Tuesday, October 2019

Les Forces de l’Alternative démocratique réaffirme leur attachement à une période de transition

Les Forces de l’Alternative démocratique ont réaffirmé, lundi à Alger, l’impératif d’aller vers une période de transition pour concrétiser l’Etat de droit que le peuple revendique depuis le 22 février.

Dans un document sanctionnant les travaux de la rencontre des Forces de l’Alternative démocratique, ces derniers ont affirmé que « les revendications pour une changement vers un Etat de droit impliquent la nécessité d’entrer dans une période de transition démocratique pour gérer l’Etat dans une nouvelle logique à travers un processus constitutif exprimant les aspirations du peuple algérien ».
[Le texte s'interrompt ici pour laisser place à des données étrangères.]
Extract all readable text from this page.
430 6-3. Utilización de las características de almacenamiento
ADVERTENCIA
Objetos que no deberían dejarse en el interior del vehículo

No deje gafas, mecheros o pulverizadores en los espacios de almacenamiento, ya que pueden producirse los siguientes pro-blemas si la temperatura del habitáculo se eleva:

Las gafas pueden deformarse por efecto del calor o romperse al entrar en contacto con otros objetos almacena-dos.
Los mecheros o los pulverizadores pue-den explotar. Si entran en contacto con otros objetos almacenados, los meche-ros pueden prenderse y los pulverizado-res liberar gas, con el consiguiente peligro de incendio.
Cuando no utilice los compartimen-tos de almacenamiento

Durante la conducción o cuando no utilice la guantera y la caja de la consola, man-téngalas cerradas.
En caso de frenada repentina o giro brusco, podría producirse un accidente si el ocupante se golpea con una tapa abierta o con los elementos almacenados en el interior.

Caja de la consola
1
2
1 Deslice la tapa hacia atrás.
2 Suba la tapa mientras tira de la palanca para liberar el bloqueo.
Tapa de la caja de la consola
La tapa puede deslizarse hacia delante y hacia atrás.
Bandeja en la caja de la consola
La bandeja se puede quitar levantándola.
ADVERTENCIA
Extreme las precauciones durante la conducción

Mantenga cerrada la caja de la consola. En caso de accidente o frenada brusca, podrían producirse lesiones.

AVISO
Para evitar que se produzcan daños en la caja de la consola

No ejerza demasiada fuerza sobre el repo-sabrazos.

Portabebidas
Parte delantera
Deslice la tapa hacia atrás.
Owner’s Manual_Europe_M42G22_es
A ce propos, les parties formant l’Alternative démocratique ont réitéré leur rejet de l’élection présidentielle proposée par le Pouvoir et ce en adéquation avec les revendications « du peuple algérien appelant au changement radical qui consacre son entière souveraineté ».
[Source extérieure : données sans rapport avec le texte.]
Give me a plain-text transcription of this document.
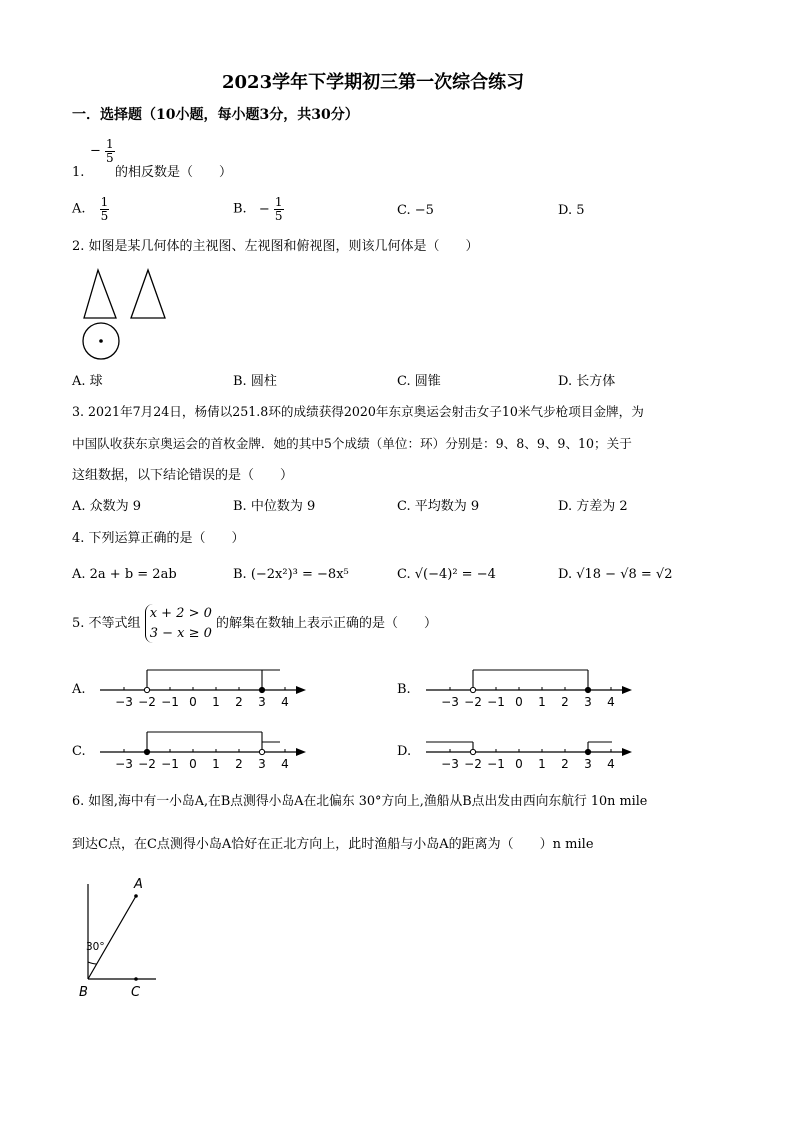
2023学年下学期初三第一次综合练习
一．选择题（10小题，每小题3分，共30分）
1.
− $\frac{1}{5}$
的相反数是（　　）
A. $\frac{1}{5}$	B. − $\frac{1}{5}$	C. −5	D. 5
2. 如图是某几何体的主视图、左视图和俯视图，则该几何体是（　　）
A. 球	B. 圆柱	C. 圆锥	D. 长方体
3. 2021年7月24日，杨倩以251.8环的成绩获得2020年东京奥运会射击女子10米气步枪项目金牌，为
中国队收获东京奥运会的首枚金牌．她的其中5个成绩（单位：环）分别是：9、8、9、9、10；关于
这组数据，以下结论错误的是（　　）
A. 众数为 9	B. 中位数为 9	C. 平均数为 9	D. 方差为 2
4. 下列运算正确的是（　　）
A. 2a + b = 2ab	B. (−2x²)³ = −8x⁵	C. √(−4)² = −4	D. √18 − √8 = √2
5. 不等式组
x + 2 > 0
3 − x ≥ 0
的解集在数轴上表示正确的是（　　）
A.	B.
C.	D.
−3 −2 −1 0 1 2 3 4	−3 −2 −1 0 1 2 3 4
−3 −2 −1 0 1 2 3 4	−3 −2 −1 0 1 2 3 4
6. 如图,海中有一小岛A,在B点测得小岛A在北偏东 30°方向上,渔船从B点出发由西向东航行 10n mile
到达C点，在C点测得小岛A恰好在正北方向上，此时渔船与小岛A的距离为（　　）n mile
A
B	C
30°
Les forces de l’Alternative qui comptent des partis, des organisations et des syndicats, ont mis en avant leur attachement « au départ des symboles du régime », appelant à la constitution « d’une justice indépendante » et à l’adaptation « des lois et des institutions avec les revendications populaires ».

Le processus constitutif préconisé par cette coalition, repose sur l’unité nationale, les libertés sous toutes leurs formes, le rejet de toutes formes d’intervention étrangère, la concrétisation de l’équilibre des pouvoirs et la non utilisation de la religion, du patrimoine et des symboles de la nation à des fins politiques.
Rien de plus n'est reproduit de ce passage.